MOSCOW (Reuters) - U.S. congressmen will meet security officials in Moscow this week to find out whether the FBI could have done more with Russian intelligence on the Boston bombing suspect to prevent the attack, one of the lawmakers said on Wednesday.
U.S. President Barack Obama's administration and the intelligence community face scrutiny over criticism they failed to see the danger from Tamerlan Tsarnaev and his younger brother Dzhokhar - the prime suspects in the twin bombings that killed three people and injured over 170 at the Boston Marathon.
Tamerlan Tsarnaev, 26, who was killed in a shootout with police, spent six months last year in Dagestan, a southern Russian province where Moscow is battling an Islamist insurgency.
U.S. Representative Dana Rohrabacher, a California Republican leading the fact-finding mission, said it wanted to find out whether the FBI acted strongly enough on Russian information that Tsarnaev was a potential threat.
"One of the things we want to find out is whether or not the FBI followed through on all of the information that was given to them," Rohrabacher said.
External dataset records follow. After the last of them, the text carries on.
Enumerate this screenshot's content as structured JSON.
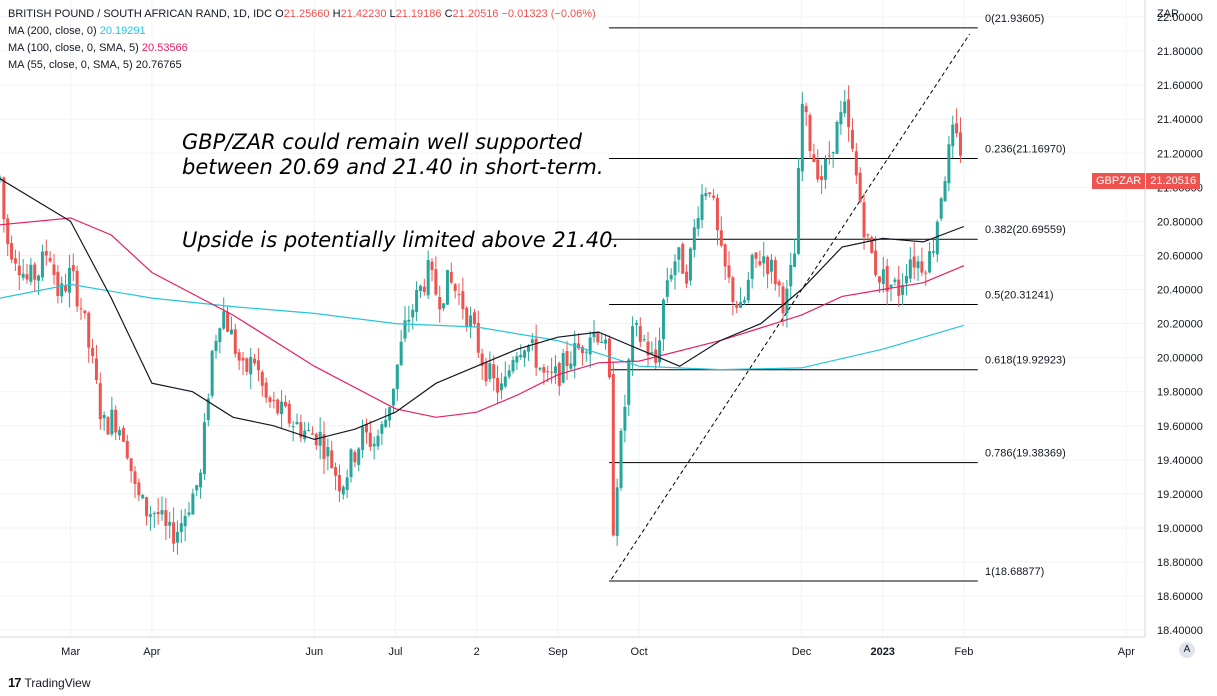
{
  "legend": {
    "symbol": "BRITISH POUND / SOUTH AFRICAN RAND, 1D, IDC",
    "o_label": "O",
    "o_value": "21.25660",
    "h_label": "H",
    "h_value": "21.42230",
    "l_label": "L",
    "l_value": "21.19186",
    "c_label": "C",
    "c_value": "21.20516",
    "change": "−0.01323 (−0.06%)",
    "ma200_label": "MA (200, close, 0)",
    "ma200_value": "20.19291",
    "ma100_label": "MA (100, close, 0, SMA, 5)",
    "ma100_value": "20.53566",
    "ma55_label": "MA (55, close, 0, SMA, 5)",
    "ma55_value": "20.76765"
  },
  "annotation": {
    "line1": "GBP/ZAR could remain well supported",
    "line2": "between 20.69 and 21.40 in short-term.",
    "line3": "Upside is potentially limited above 21.40."
  },
  "price_tag": {
    "symbol": "GBPZAR",
    "value": "21.20516"
  },
  "brand": {
    "logo": "17",
    "name": "TradingView"
  },
  "auto_label": "A",
  "colors": {
    "up": "#26a69a",
    "down": "#ef5350",
    "ma200": "#26c6da",
    "ma100": "#e91e63",
    "ma55": "#131722"
  },
  "chart_data": {
    "type": "candlestick",
    "currency": "ZAR",
    "y_ticks": [
      "22.00000",
      "21.80000",
      "21.60000",
      "21.40000",
      "21.20000",
      "21.00000",
      "20.80000",
      "20.60000",
      "20.40000",
      "20.20000",
      "20.00000",
      "19.80000",
      "19.60000",
      "19.40000",
      "19.20000",
      "19.00000",
      "18.80000",
      "18.60000",
      "18.40000"
    ],
    "x_ticks": [
      {
        "label": "Mar",
        "m": 2.0
      },
      {
        "label": "Apr",
        "m": 3.0
      },
      {
        "label": "Jun",
        "m": 5.0
      },
      {
        "label": "Jul",
        "m": 6.0
      },
      {
        "label": "2",
        "m": 7.0
      },
      {
        "label": "Sep",
        "m": 8.0
      },
      {
        "label": "Oct",
        "m": 9.0
      },
      {
        "label": "Dec",
        "m": 11.0
      },
      {
        "label": "2023",
        "m": 12.0
      },
      {
        "label": "Feb",
        "m": 13.0
      },
      {
        "label": "Apr",
        "m": 15.0
      }
    ],
    "x_range_months": [
      1.13,
      15.23
    ],
    "ylim": [
      18.36,
      22.1
    ],
    "fibonacci": [
      {
        "label": "0(21.93605)",
        "value": 21.93605
      },
      {
        "label": "0.236(21.16970)",
        "value": 21.1697
      },
      {
        "label": "0.382(20.69559)",
        "value": 20.69559
      },
      {
        "label": "0.5(20.31241)",
        "value": 20.31241
      },
      {
        "label": "0.618(19.92923)",
        "value": 19.92923
      },
      {
        "label": "0.786(19.38369)",
        "value": 19.38369
      },
      {
        "label": "1(18.68877)",
        "value": 18.68877
      }
    ],
    "fib_range_months": [
      8.63,
      13.17
    ],
    "trendline": {
      "from": {
        "m": 8.66,
        "v": 18.7
      },
      "to": {
        "m": 13.07,
        "v": 21.9
      }
    },
    "price_path": [
      [
        1.13,
        21.05
      ],
      [
        1.2,
        20.7
      ],
      [
        1.33,
        20.6
      ],
      [
        1.46,
        20.45
      ],
      [
        1.6,
        20.5
      ],
      [
        1.73,
        20.65
      ],
      [
        1.86,
        20.35
      ],
      [
        2.0,
        20.5
      ],
      [
        2.13,
        20.3
      ],
      [
        2.27,
        19.95
      ],
      [
        2.4,
        19.6
      ],
      [
        2.53,
        19.65
      ],
      [
        2.67,
        19.55
      ],
      [
        2.8,
        19.2
      ],
      [
        2.93,
        19.1
      ],
      [
        3.06,
        19.1
      ],
      [
        3.2,
        18.95
      ],
      [
        3.33,
        19.0
      ],
      [
        3.46,
        19.15
      ],
      [
        3.6,
        19.3
      ],
      [
        3.73,
        20.0
      ],
      [
        3.86,
        20.3
      ],
      [
        4.0,
        20.1
      ],
      [
        4.13,
        19.9
      ],
      [
        4.26,
        20.0
      ],
      [
        4.4,
        19.75
      ],
      [
        4.53,
        19.7
      ],
      [
        4.66,
        19.65
      ],
      [
        4.8,
        19.6
      ],
      [
        4.93,
        19.55
      ],
      [
        5.06,
        19.55
      ],
      [
        5.2,
        19.4
      ],
      [
        5.33,
        19.25
      ],
      [
        5.46,
        19.4
      ],
      [
        5.6,
        19.55
      ],
      [
        5.73,
        19.5
      ],
      [
        5.86,
        19.6
      ],
      [
        6.0,
        19.9
      ],
      [
        6.13,
        20.2
      ],
      [
        6.26,
        20.35
      ],
      [
        6.4,
        20.5
      ],
      [
        6.53,
        20.35
      ],
      [
        6.66,
        20.45
      ],
      [
        6.8,
        20.35
      ],
      [
        6.93,
        20.2
      ],
      [
        7.06,
        20.0
      ],
      [
        7.2,
        19.85
      ],
      [
        7.33,
        19.8
      ],
      [
        7.46,
        20.05
      ],
      [
        7.6,
        20.1
      ],
      [
        7.73,
        20.0
      ],
      [
        7.86,
        19.85
      ],
      [
        8.0,
        19.9
      ],
      [
        8.13,
        20.0
      ],
      [
        8.26,
        20.05
      ],
      [
        8.4,
        20.15
      ],
      [
        8.53,
        20.15
      ],
      [
        8.63,
        19.95
      ],
      [
        8.67,
        18.95
      ],
      [
        8.73,
        19.3
      ],
      [
        8.8,
        19.6
      ],
      [
        8.87,
        19.95
      ],
      [
        8.93,
        20.15
      ],
      [
        9.06,
        20.1
      ],
      [
        9.2,
        19.95
      ],
      [
        9.33,
        20.45
      ],
      [
        9.46,
        20.6
      ],
      [
        9.6,
        20.5
      ],
      [
        9.73,
        20.9
      ],
      [
        9.86,
        21.05
      ],
      [
        10.0,
        20.6
      ],
      [
        10.13,
        20.4
      ],
      [
        10.26,
        20.25
      ],
      [
        10.4,
        20.55
      ],
      [
        10.53,
        20.6
      ],
      [
        10.66,
        20.5
      ],
      [
        10.8,
        20.3
      ],
      [
        10.93,
        20.65
      ],
      [
        11.0,
        21.5
      ],
      [
        11.13,
        21.2
      ],
      [
        11.26,
        21.05
      ],
      [
        11.4,
        21.3
      ],
      [
        11.53,
        21.45
      ],
      [
        11.66,
        21.1
      ],
      [
        11.8,
        20.7
      ],
      [
        11.93,
        20.5
      ],
      [
        12.06,
        20.45
      ],
      [
        12.2,
        20.4
      ],
      [
        12.33,
        20.6
      ],
      [
        12.46,
        20.55
      ],
      [
        12.6,
        20.6
      ],
      [
        12.73,
        21.0
      ],
      [
        12.86,
        21.3
      ],
      [
        13.0,
        21.2
      ]
    ],
    "ma200": [
      [
        1.13,
        20.35
      ],
      [
        2.0,
        20.43
      ],
      [
        3.0,
        20.35
      ],
      [
        4.0,
        20.3
      ],
      [
        5.0,
        20.26
      ],
      [
        6.0,
        20.2
      ],
      [
        7.0,
        20.18
      ],
      [
        8.0,
        20.1
      ],
      [
        9.0,
        19.95
      ],
      [
        10.0,
        19.93
      ],
      [
        11.0,
        19.94
      ],
      [
        12.0,
        20.05
      ],
      [
        13.0,
        20.19
      ]
    ],
    "ma100": [
      [
        1.13,
        20.78
      ],
      [
        2.0,
        20.82
      ],
      [
        2.5,
        20.72
      ],
      [
        3.0,
        20.5
      ],
      [
        4.0,
        20.25
      ],
      [
        5.0,
        19.95
      ],
      [
        6.0,
        19.7
      ],
      [
        6.5,
        19.65
      ],
      [
        7.0,
        19.68
      ],
      [
        7.5,
        19.78
      ],
      [
        8.0,
        19.9
      ],
      [
        8.5,
        19.97
      ],
      [
        9.0,
        19.98
      ],
      [
        10.0,
        20.1
      ],
      [
        11.0,
        20.25
      ],
      [
        11.5,
        20.36
      ],
      [
        12.0,
        20.4
      ],
      [
        12.5,
        20.44
      ],
      [
        13.0,
        20.54
      ]
    ],
    "ma55": [
      [
        1.13,
        21.05
      ],
      [
        2.0,
        20.8
      ],
      [
        2.5,
        20.35
      ],
      [
        3.0,
        19.85
      ],
      [
        3.5,
        19.8
      ],
      [
        4.0,
        19.65
      ],
      [
        4.5,
        19.6
      ],
      [
        5.0,
        19.52
      ],
      [
        5.5,
        19.58
      ],
      [
        6.0,
        19.68
      ],
      [
        6.5,
        19.85
      ],
      [
        7.0,
        19.95
      ],
      [
        7.5,
        20.05
      ],
      [
        8.0,
        20.12
      ],
      [
        8.5,
        20.15
      ],
      [
        9.0,
        20.05
      ],
      [
        9.5,
        19.95
      ],
      [
        10.0,
        20.1
      ],
      [
        10.5,
        20.2
      ],
      [
        11.0,
        20.4
      ],
      [
        11.5,
        20.65
      ],
      [
        12.0,
        20.7
      ],
      [
        12.5,
        20.68
      ],
      [
        13.0,
        20.77
      ]
    ]
  }
}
He said he and fellow congressmen Steve King, Paul Cook, Steve Cohen and William Keating were interested in how Tsarnaev's time in Dagestan may have radicalized him.
Although Washington and Moscow have vowed cooperate closely on counter-terrorism, both sides have accused each other of withholding information in the run-up to the bombing.
U.S. officials have said Russian security services asked the FBI about Tamerlan in early 2011 out of concern he had embraced radical Islam and would travel to Russia to join insurgents.
FBI agents interviewed him in Massachusetts in 2011 but said they found no serious reason for alarm. U.S. officials say Russia's FSB security services later failed to respond to the FBI's requests for more information about him.
Tsarnaev flew to Russia the following year on January 12.